The problem isn't that peace bonds are useless. It's that they're limited. Over the past decade, police have increasingly made them an anti-terror tool.

But Mr. Driver's case suggests a need for two things that should go with them – resources for police surveillance, and counterradicalization programs.

Peace bonds are a bit like bail, applied to everyday criminals and terror suspects under similar sections of the Criminal Code to impose restrictions on the movement and activities of someone who might be dangerous. In Mr. Driver's case, he wasn't allowed to go online or have contact with explosives, for example.

Peace bonds can serve as a kind of yellow light, allowing police to arrest someone if they learn the person has broken conditions – but by themselves, they won't stop a determined plotter.

Peace bonds don't mean – probably to the surprise of many Canadians – that a close watch is being kept. The RCMP tries to predict who is more likely to turn violent, and keeps close tabs only on some.

And there is little done in Canada, according to experts, to try to deradicalize those people who are under peace bonds – unlike many other countries.

Lorne Dawson, a University of Waterloo expert on radicalization who interviewed Mr. Driver during his peace-bond hearings, thinks it's possible that peace-bond conditions are what triggered Mr. Driver's move from extremist views to acts of violence.

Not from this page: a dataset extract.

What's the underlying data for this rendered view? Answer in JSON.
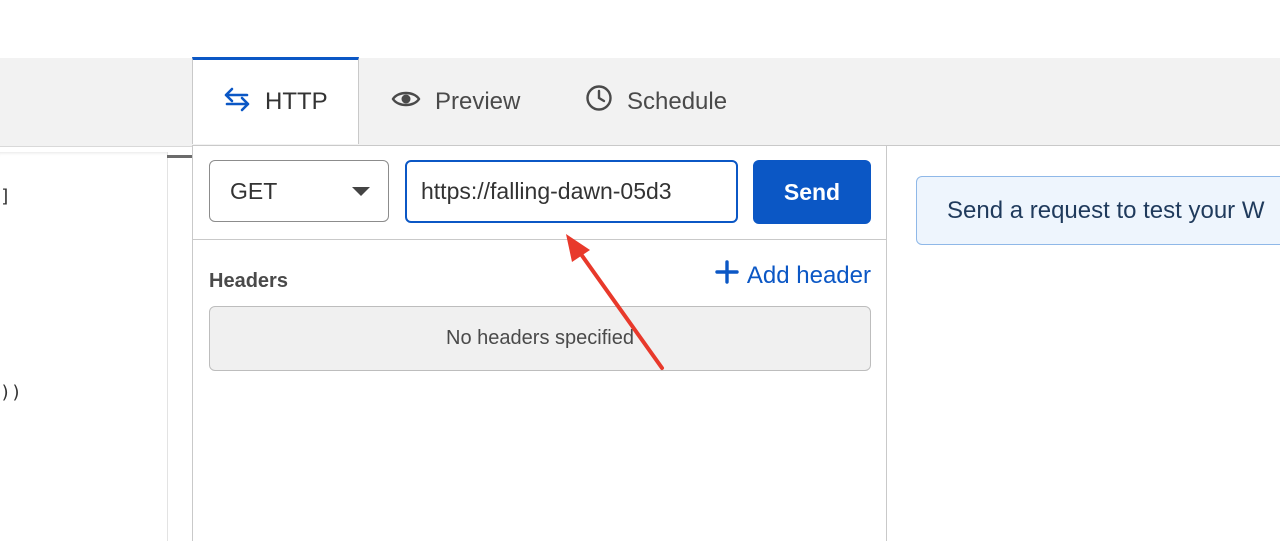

"Being a jihadist was a really important way of organizing his identity. He'd had a pretty troublesome and chaotic life, and clearly was a rather fragile individual in some regards," Prof Dawson said.

"And when he converted to Islam, and then talked himself into a more extreme view, he, for whatever reasons, he felt he'd found it. He'd found the thing that would give his life meaning and purpose, order, structure, rigour. … If nothing else, it became his crutch."

The peace-bond conditions cut him off from anyone who shared that view, but there was nothing put in its place, like counselling.

Though his plan was thwarted, it will renew the political discussion about countering terrorism.

On Thursday, interim Conservative leader Rona Ambrose argued it showed that Prime Minister Justin Trudeau should backtrack on his plans to repeal parts of the Conservative anti-terror law, Bill C-51, while Public Safety Minister Ralph Goodale argued promised amendments will go ahead.

But this is now one in a string of incidents of so-called lone wolves who essentially radicalized themselves over the Internet.

Martin Couture-Rouleau, the 25-year-old who killed a soldier in Quebec two days before the Parliament Hill shooting, had been identified as an extremist, too. The questions around surveillance and counterradicalization programs keep recurring.

The fact that the U.S. tipped the RCMP to the actions of one of their known "suspects" was touted as an example of co-operation Thursday, but it's a sign the RCMP underestimated the threat Mr. Driver posed, or is sorely lacking in surveillance resources.

Experts such as Prof. Dawson say it's not easy to tell who will turn from extremist views to violent act. But it suggests the RCMP needs resources to keep a few more on watch.

And there's a clear problem in the lack of programs for those we know are "radicalized." Mr. Dawson noted that 10 Canadians, nine of them minors, were arrested last year while trying to fly abroad to join IS – he wonders whether anything is being done to try to reach them.

Mr. Goodale noted the Liberals have allotted money for a new centre on radicalization, but it hasn't opened yet. That, at least, will be an overdue start.

The peace bond, in Aaron Driver's case, was a tool for parking a potential threat. But then there wasn't much more.